Of the frameworks I have been impressed with SAFe as it matches allot of what I have seen when large companies have created functioning approaches to scaling Agile (for instance the Team, Program, and portfolio distinction within SAFe matches what I have seen in large enterprises).  I also like that there are many references to companies that are already using the framework, and there is a path to certification which I think is useful for enterprises.

In fairness, I have spent more time working with SAFe recently than any of the other Agile Scaling Frameworks.  Also, I do not think that any of these frameworks fully defines every step that a company will need to take to implement a Scaled Agile Program (though SAFe does admit that not every aspect of implementation is covered -  Finally SAFe is still relatively new, though the concepts underlying it have been around for a while.

However, from what I have experienced along with my discussions with other Agile practitioners, it is my opinion that Enterprises are better off to start with a framework for scaling Agile (whether SAFe or another framework), than to go it alone and make up their own.  The key is to make sure that the Enterprise Agile Scaling framework you choose is implementable in your particular business context and matches up with the way that you do business (more on this in future posts).

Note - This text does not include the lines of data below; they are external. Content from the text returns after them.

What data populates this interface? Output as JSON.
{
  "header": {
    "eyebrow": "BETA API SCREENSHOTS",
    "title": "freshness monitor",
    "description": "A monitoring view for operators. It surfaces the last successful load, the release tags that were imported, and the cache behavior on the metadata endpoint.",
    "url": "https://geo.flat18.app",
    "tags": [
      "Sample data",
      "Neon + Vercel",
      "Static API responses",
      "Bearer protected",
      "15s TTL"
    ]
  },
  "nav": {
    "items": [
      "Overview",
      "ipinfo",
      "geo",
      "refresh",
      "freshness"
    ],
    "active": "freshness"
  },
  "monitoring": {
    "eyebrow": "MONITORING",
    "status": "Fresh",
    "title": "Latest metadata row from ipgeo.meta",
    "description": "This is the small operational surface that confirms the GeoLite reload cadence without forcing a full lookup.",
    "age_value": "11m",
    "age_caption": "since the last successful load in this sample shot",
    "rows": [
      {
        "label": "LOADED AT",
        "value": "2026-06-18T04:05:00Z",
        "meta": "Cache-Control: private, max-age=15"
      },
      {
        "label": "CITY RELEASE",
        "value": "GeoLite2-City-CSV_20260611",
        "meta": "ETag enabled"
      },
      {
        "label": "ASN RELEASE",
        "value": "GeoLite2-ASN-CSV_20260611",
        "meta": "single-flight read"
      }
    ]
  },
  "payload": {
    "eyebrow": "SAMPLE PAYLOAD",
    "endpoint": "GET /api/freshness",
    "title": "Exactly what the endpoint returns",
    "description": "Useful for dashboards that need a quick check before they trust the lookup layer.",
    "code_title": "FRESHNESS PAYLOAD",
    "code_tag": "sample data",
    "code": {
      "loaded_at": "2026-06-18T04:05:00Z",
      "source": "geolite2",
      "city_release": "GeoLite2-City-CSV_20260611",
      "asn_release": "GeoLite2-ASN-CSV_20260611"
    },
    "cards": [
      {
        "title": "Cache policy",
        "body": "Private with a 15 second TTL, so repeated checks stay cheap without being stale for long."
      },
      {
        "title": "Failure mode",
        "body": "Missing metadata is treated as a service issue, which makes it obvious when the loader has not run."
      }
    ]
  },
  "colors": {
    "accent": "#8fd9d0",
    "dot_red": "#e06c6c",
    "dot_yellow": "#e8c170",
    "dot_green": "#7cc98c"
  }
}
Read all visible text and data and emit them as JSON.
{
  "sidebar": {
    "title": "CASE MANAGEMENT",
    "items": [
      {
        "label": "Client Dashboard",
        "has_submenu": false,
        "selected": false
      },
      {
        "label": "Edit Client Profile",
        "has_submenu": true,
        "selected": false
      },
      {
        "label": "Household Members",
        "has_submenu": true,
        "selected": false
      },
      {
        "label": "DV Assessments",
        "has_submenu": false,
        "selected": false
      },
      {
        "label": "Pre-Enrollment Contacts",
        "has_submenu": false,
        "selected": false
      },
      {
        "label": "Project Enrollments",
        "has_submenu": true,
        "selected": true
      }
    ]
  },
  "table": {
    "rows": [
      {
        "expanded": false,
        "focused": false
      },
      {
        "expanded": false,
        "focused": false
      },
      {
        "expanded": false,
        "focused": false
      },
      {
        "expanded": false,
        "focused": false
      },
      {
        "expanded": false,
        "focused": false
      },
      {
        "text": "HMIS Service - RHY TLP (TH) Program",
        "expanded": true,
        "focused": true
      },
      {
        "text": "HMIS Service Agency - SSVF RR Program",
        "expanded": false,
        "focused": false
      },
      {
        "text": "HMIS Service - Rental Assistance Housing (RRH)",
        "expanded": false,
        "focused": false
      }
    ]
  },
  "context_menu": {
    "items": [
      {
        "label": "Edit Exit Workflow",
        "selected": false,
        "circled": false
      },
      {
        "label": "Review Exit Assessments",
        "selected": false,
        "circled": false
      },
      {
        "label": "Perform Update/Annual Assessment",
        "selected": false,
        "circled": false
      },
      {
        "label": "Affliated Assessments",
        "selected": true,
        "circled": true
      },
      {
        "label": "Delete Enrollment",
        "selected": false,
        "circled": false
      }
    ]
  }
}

All the best, from Singapore,

**Note:  My latest series on comparing Agile Scaling Frameworks here (LESS vis-a-vis SAFE) may be of interest to readers of this post.

Friday, 16 May 2014

The Director that loved to shuffle his Agile Team

At a multi-national entertainment company that had adopted Agile at a large scale ($1 billion USD program, with ~500 developers plus shared services teams) I worked with the Director of a group that was adopting Agile.  The Director was a huge proponent of Agile which really helped with adoption within the team.  Our team actually used a Kanban variant (actually "Scrumban" aligned with the cadence of the other team's on the project which used Scrum - why we chose a Kanban variant is a story for another time) to deliver.  From an Agile practices perspective the team and the organisation overall were becoming quite mature.

However, this is not an Agile process story, but rather a story about Agile leadership and people.  You see even though this Director (we will call him Ed) was a great supporter of Agile within his team and his group he had one leadership habit that often sabotaged our efforts.  Ed loved to switch his team members from project to project.  He would spend the day "wheeling and dealing" with the other managers, Directors, and VPs at the company about who would work on what project.  I think this was one of his greatest joys.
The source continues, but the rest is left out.